Gael grunted. "As you like. Just do not chase off the buyers."

John turned back to the ledger, but the water’s thin shine tugged at the edge of his sight. He will meet the merchants tomorrow.

A few hours later...

Night laid a quiet hand over the forge and the village beyond it. The last apprentices had gone home, the bellows were silent, and the coals in the heart of the forge glowed like sleepy eyes half open. John sat on the bench by the small office window with his back straight and his hands loosely folded. He could see a slice of the street through the glass, a shuttered door, a stray cat marching like a soldier with important business, and the pale thread of smoke that floated from a neighbor’s chimney. The room smelled of iron and ash and the faint sweetness of cut oak. It had a good smell. It did not cling to him like swamp or rot. It did not pull old memories to the surface. He wished his mind were as tidy as Gael’s neatly stacked tongs on the wall.

He should have slept. He had merchants to meet in the morning, figures to finalize, and a dozen small decisions that would shift the next month of work. Instead, his thoughts paced in circles. They did not circle around money, or magic, or even the Spitter that Gael’s team had put together. They circled around water and the way his chest reacted to it, as if his ribs remembered a language his mind did not want to hear.
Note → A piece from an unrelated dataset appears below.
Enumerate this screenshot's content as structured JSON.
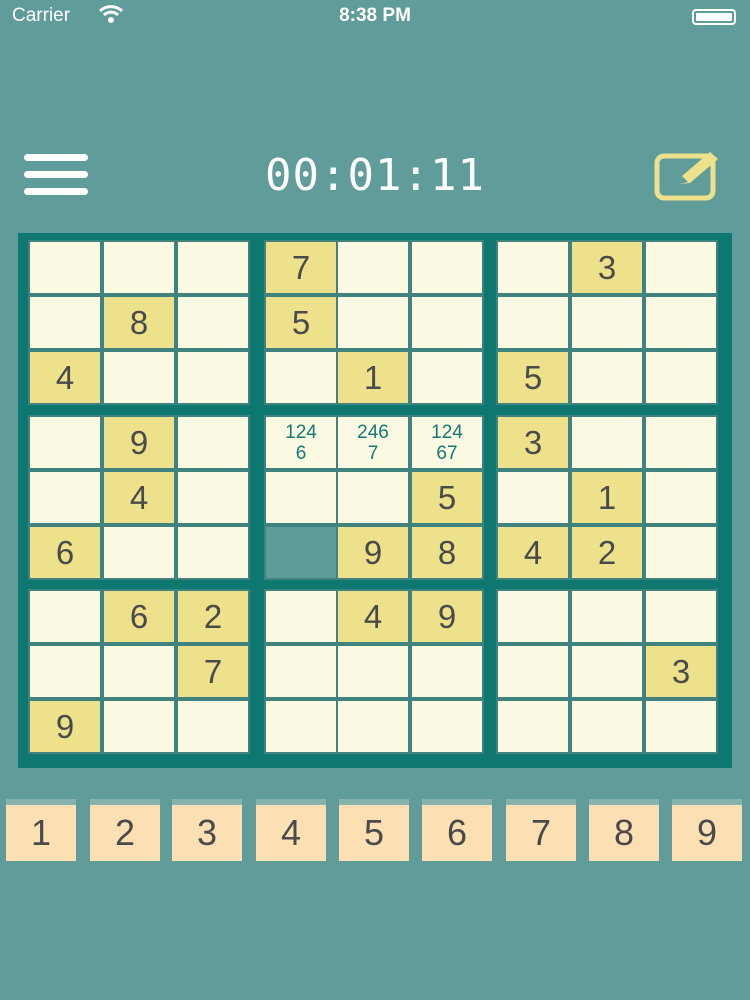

After that day he had avoided bathing. He never said it out loud because it sounded foolish when stripped of context. A young man refusing to sit in a warm tub like a child who feared a harmless spider. Yet there was nothing harmless about the way his lungs reacted when the water lifted past his ribs. He had tried to fight it many times over the years. He had stood beside barrels and ponds and told himself he was stronger now. He had gripped the sides and counted to ten like a soldier bracing for pain. He had lowered himself inch by inch, only to feel the same cold hand close around his breath, to hear the same buzzing roar that was not really sound but the echo of a hand at his collar and laughter above the surface. Every attempt ended the same way. His heart kicked. His breath locked. His body decided without him that air had become a rare and expensive thing.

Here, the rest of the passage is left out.